Dillon Moyer securely placed the ball inside the front pocket of his hooded sweatshirt. Dad didn't look overly excited on the field after becoming the oldest pitcher to throw a complete-game shutout, but he made sure to take the ball from catcher Carlos Ruiz, and gave it to his eldest son.

This was history. Jamie Moyer, 47 years and 170 days old, two-hit the Atlanta Braves with ease. The Phillies won, 7-0.

"I had fun," Moyer said. "I probably had forgotten what that's like. It hasn't happened a whole lot in my career."

When informed he had made history, Moyer was nonchalant about it. "Cool," he said. "Just doing my job."

(Meanwhile, he had the Phillies pull a few game balls and authenticate them to keep for the family. And on Saturday, the Hall of Fame will likely call asking for some artifacts from the game.)

These are the kinds of nights when it's reasonable to wonder how long Moyer can actually keep pitching. He has defied almost every age boundary of modern baseball - the oldest to do that, the oldest to do this.

"I never really thought about it that way," Moyer said. "This kind of stuff pushes me. I enjoy this. This is what it's about."

The previous oldest pitcher to ever throw a complete-game shutout was Phil Niekro, who was 46 years, 188 days old with the Yankees when he shut out the Blue Jays in 1985.

Moyer passed him by nearly a full year.

It was Moyer's first nine-inning complete game since June 30, 2006, when he was a member of the Seattle Mariners. He pitched a seven-inning complete game for the Phillies in an outing shortened by rain on July 27, 2007.

He is the first pitcher in baseball history to throw shutouts in four different decades. The first one he threw was 24 years ago on Aug. 16, 1986. ("Hmm. That's a few years ago," Moyer said.)

On Friday, Moyer faced one batter over the minimum. He allowed just two singles - both to Troy Glaus.

"That's impressive regardless of how old you are," righthander Roy Halladay said. For the record, Halladay said he will be fishing when he is 47 years old.

Moyer began the ninth with 96 pitches thrown. Nate McLouth popped out to third. Pinch-hitter Eric Hinske grounded out to first.

The sellout crowd rose and began chanting, "Jamie! Jamie! Jamie!"

Omar Infante grounded out to shortstop to end the game on Moyer's 105th pitch of the night. Ruiz raised his fist in the air, but Moyer barely flinched. He hugged Ruiz and patted the catcher on the head.
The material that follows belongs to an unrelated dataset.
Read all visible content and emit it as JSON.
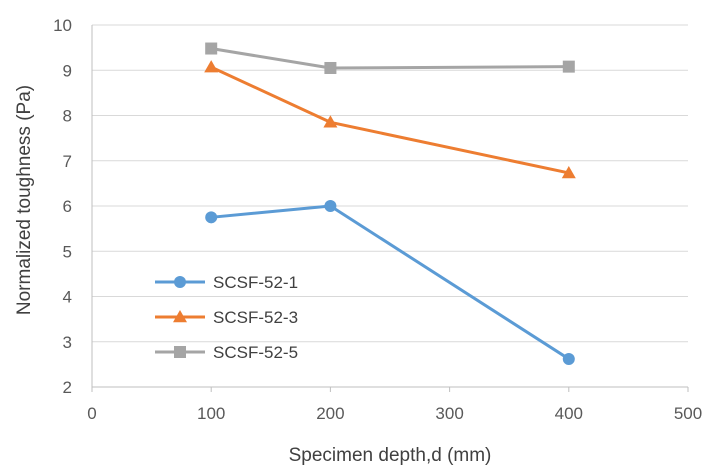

After Moyer threw 14 pitches in the first two innings - including a three-pitch second inning, Phillies manager Charlie Manuel thought he was in for a good night.

"I said, 'Hey man, he has a chance to get through seven innings tonight,' " Manuel recalled. "He fooled me. He went nine."

At one point, Moyer retired 17 straight Atlanta batters. Of course, Atlanta has struggled mightily to score of late. Missing regulars Brian McCann, Yunel Escobar and Jason Heyward from the starting lineup, Atlanta cobbled together a light-hitting group. Only one starter, second baseman Martin Prado, was hitting over .300 coming into the game.

Moyer said none of the opposing hitters ever looked confused. But he toyed with them - even pitching aggressively inside to righties. The hardest pitch he threw was an 83-m.p.h. fastball.

Manuel said Moyer always tells him if he can hit his spots, he will get guys out. Sounds about right.

"I felt like I changed speeds pretty well," Moyer said. "I kept the ball down. I had a decent curveball. I got ahead in a lot of counts."

Phils rightfielder Jayson Werth provided the pop, hitting a three-run home run for the second straight day. The Phillies chased Atlanta starter Derek Lowe after five innings. He allowed seven runs on 11 hits.

Three of Moyer's eight children were in the clubhouse playing catch (not with the game ball) after the game. Two more children and wife Karen waited outside.

Moyer said he normally has sleepless nights after he pitches, regardless of the outcome. He will replay the game in his mind and wonder what could have been different.

There isn't much he would change about Friday. And one day - however long into the future it may be - Moyer said he will be able to fully appreciate what happened at Citizens Bank Park.

"I feel like there is plenty of time when I retire," Moyer said, "to reflect on things."